Hey, Victor Smith, Where Is This Selective Pan-Africanism Coming From?
By Kwame Okoampa-Ahoofe, Jr., Ph.D.
Garden City, New York
Nov. 18, 2014
E-mail: okoampaahoofe@optimum.net
I have seen pictures of Ms. Nayele Ametefe (aka Ruby Adu-Gyamfi), and the woman looks perfectly Ghanaian and West African to me; and so it is not clear precisely what he means when Mr. Victor Smith, Ghana's High Commissioner to Britain, says that his office has yet to ascertain the identity of the woman who was recently arrested at London's Heathrow Airport with 12.5 kgs of the narcotic contraband commonly known as cocaine (See "We're Yet to Confirm Nationality of Busted Cocaine Lady" Peacefmonline.com / Ghanaweb.com 11/18/14).
Well, true, Nayele Ametefe's possession of two different passports with two different nationalities, namely, Austrian and Ghanaian, does raise a little doubt, but the fact that she departed from Ghana's Kotoka International Airport (KIA) clearly means that the alleged criminal suspect did not accidentally come by her Ghanaian passport. Mr. Smith, rather lamely, claims that many West Africans of non-Ghanaian nationality have been known to travel regularly on Ghanaian passports.
The unmistakable implication here is that the Mahama-appointed Director of Ghana's Passport Office is in the routine habit of issuing Ghanaian passports to just about anybody who applies for the same, without any background checks whatsoever. If this is the case, then it goes without saying that Ghanaian passports are as good as worthless. But even more significantly, it points to a grievos lack of vigilance and flagrant security lax at both the Passport Office and the Ministry of Foreign Affairs. And Ms. Hannah Tetteh, Ghana's Minister for Foreign Affairs, may have some explaining to do before the global community.
Now, as to whether Ms. Nayele Ametefe possesses a Ghanaian diplomatic passport or not is decidedly beside the point. What concerned Ghanaian citizens and observers want to know is whether, indeed, the busted cocaine courier exited KIA through the VIP Lounge. And if so, who gave her the permission to do so? It is also rather pathetic for Mr. Smith, who is a key player in the ruling National Democratic Congress (NDC), which has been vigorously pushing for the political unification of the ECOWAS ZONE, to be abruptly beating a retreat, now that the nationality of a cocaine-carrying, Ghanaian-passport holding criminal suspect has come under the lenses of international scrutiny.
And this mischievous attempt by the Mahama government to disown Ms. Ametefe is both rascally and criminally scandalous, if also inescapably ironic, because President John Dramani Mahama is also the current chairman of ECOWAS (the Economic Community of West African States). In other words, what Mr. Smith clearly seems to be saying is that President Mahama's vigorous camapign for ONE WEST AFRICAN NATIONALITY and ONE ECOWAS CITIZENSHIP and PASSPORT is all a hoax and a facade.

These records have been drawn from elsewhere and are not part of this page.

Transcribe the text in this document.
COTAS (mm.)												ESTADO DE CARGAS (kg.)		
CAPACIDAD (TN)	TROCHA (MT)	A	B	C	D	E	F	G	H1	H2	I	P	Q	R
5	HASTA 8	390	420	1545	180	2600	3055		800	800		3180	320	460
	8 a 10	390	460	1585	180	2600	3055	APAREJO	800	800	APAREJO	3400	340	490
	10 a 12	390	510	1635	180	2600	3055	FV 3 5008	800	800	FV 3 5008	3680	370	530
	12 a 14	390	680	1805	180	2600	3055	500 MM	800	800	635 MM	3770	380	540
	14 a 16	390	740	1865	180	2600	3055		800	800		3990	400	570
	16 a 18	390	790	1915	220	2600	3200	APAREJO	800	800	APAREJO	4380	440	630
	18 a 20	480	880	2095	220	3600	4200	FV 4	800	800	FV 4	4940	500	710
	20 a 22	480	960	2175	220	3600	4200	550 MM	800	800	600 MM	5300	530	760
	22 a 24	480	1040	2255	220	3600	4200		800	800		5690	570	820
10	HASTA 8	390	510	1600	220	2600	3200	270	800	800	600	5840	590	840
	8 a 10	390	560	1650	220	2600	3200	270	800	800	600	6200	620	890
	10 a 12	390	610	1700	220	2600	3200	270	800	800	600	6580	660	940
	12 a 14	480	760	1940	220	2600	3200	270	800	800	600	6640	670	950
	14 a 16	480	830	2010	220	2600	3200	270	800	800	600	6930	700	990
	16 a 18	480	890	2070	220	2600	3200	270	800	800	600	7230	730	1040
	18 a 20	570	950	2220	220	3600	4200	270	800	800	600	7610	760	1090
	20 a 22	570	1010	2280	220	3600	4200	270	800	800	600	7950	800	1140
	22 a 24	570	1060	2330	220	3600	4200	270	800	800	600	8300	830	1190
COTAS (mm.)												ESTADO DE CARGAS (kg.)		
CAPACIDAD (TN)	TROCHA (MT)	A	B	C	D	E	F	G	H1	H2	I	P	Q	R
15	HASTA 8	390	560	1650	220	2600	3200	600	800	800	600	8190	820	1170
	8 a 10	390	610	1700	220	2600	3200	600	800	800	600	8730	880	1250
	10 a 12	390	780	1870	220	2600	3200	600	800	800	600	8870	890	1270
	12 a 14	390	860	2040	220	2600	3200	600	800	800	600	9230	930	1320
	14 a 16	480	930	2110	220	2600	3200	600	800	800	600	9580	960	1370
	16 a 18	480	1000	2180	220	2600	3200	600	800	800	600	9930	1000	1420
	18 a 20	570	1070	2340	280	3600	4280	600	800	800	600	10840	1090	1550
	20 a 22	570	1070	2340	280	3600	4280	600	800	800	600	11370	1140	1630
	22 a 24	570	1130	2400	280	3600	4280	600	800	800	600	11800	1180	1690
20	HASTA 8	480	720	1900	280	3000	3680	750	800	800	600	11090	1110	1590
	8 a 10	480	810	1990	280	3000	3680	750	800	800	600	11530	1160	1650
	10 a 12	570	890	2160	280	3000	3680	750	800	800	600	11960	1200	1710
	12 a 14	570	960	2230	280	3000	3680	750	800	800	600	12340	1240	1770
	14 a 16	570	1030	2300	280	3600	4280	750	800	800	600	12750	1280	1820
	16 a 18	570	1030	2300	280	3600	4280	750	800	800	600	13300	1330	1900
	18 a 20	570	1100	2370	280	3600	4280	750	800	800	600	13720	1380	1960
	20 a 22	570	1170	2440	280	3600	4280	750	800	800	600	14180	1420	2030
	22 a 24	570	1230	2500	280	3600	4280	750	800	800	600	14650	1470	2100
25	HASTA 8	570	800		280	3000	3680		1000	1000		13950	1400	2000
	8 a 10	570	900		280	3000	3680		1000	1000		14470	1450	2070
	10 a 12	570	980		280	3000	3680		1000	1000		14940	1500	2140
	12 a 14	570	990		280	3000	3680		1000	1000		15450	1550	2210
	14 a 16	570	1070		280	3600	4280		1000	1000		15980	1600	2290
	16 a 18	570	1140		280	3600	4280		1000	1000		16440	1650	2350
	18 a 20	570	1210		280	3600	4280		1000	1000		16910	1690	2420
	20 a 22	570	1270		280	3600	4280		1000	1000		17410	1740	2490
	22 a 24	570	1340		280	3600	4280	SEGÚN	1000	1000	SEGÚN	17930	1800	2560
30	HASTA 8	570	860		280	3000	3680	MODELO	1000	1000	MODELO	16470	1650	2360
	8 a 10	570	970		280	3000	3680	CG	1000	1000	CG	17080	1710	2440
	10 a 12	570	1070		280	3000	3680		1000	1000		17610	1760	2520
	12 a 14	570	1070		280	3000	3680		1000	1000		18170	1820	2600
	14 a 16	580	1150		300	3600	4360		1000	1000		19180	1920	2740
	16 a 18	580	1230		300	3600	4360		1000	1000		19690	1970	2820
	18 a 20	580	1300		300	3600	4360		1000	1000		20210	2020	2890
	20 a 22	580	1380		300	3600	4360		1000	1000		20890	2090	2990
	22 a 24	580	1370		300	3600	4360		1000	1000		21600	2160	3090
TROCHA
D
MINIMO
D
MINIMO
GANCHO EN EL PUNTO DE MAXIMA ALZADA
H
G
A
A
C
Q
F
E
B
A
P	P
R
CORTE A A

Mr. Smith also says that he has dispatched two of his high commission officials to accompany "the British Police to interrogate [Ms. Ametefe] and come out with the whole truth about her true identity, because the speculations are too much." Actually, Mr. Mahama's London Pointman could have done better, had he also invited a couple of independent-minded Ghanaian journalists to accompany his officers and Scotland Yard.
In the end, though, the question of whether Ms. Ametefe has close links with or is related to any high-ranking officials in the Mahama-led government of the National Democratic Congress is far less important, than the fact of Ms. Ametefe's apparent ability to outwit the entire security system at Ghana's oldest and sole international airport, by being so easily and suavely able to ship out the whopping 12.5 kgs of commercial-grade cocaine, for which she was so easily and readily arrested at London's Heathrow Airport. There is, of course, no smoke without fire.